Today, to get our fix of bile, we must turn to the television diatribes of Simon Cowell or Alan Sugar, professionals churning out confected insults aimed at people who do not matter and cannot defend themselves.


I’m totally with McIntyre on the hypocrisy of the idea that simply avoiding invective amounts to civility. This misconception is often paraded in the blogosphere by prating numpties who deserve to grow unsightly warts as they lead apes in hell, the fawning, hedge-born, wheyfaced fleas (to paraphrase that master of the art, Stratford Bill).
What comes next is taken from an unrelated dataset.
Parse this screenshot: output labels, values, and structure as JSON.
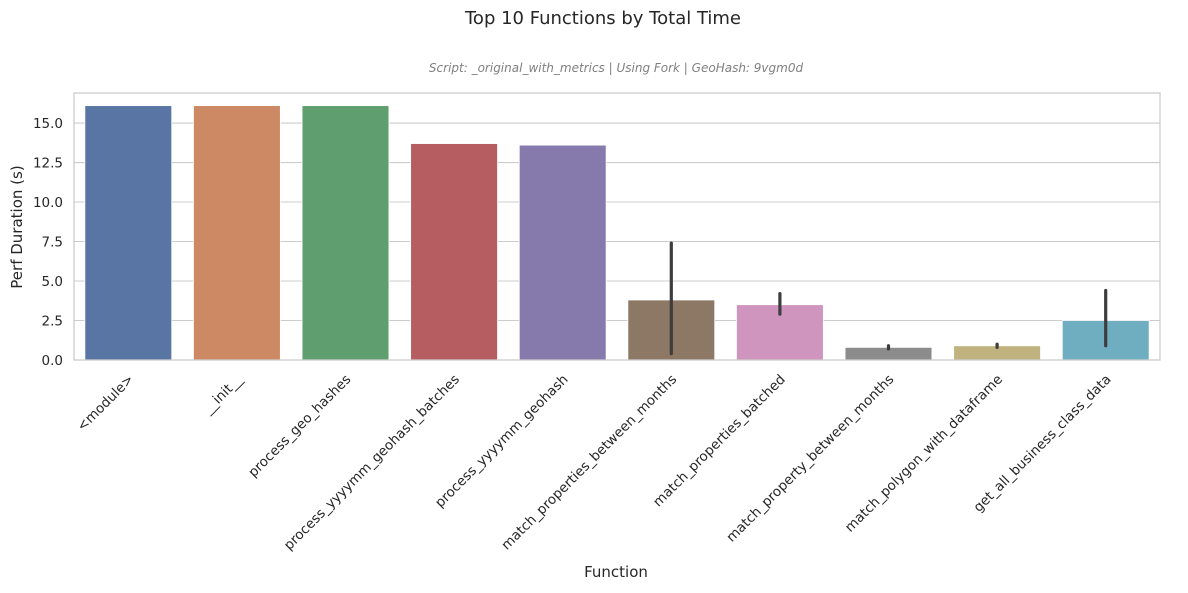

What a waste that Glenda Jackson hanging up her thespian boots for a turn at climbing the slippery pole coincided with her losing her reputation for delivering stinging rebukes as few have done before or since. Westminster sounds far too tame these days. Thank goodness for bloggers who eschew faux civility and the subtle art of spin is all I can say. The best insult I’ve read this week came from Kyso Kisaen:

…your stunning self-absorption and barely masked loathing of the fairer sex means that you actually do deserve to be alone. So very alone. Quite honestly, if I was your right hand I’d refuse to form a fist. That’s how alone you should be.

Ahhhhh.

What’s the best insult you’ve come across lately? Alternatively, what is the most entertaining invective your fertile minds can devise for the cohorts of the Beige and Beiger campaigns?

crossposted at LP



Categories: Culture, culture wars, language, Politics, Sociology

Tags: , , , ,

4 replies

  1. I knew there was something missing in my life. I feel whole now. Bring em on!

  2. I miss Backberner.

  3. Wish I had something new and original to contribute, but I find I keep returning to the famous Gladstone/Disreli exchange: “Sir, I predict that you will die either by hanging or by some vile disease.” “That would depend, sir, on whether I were to embrace your policies or your mistress.”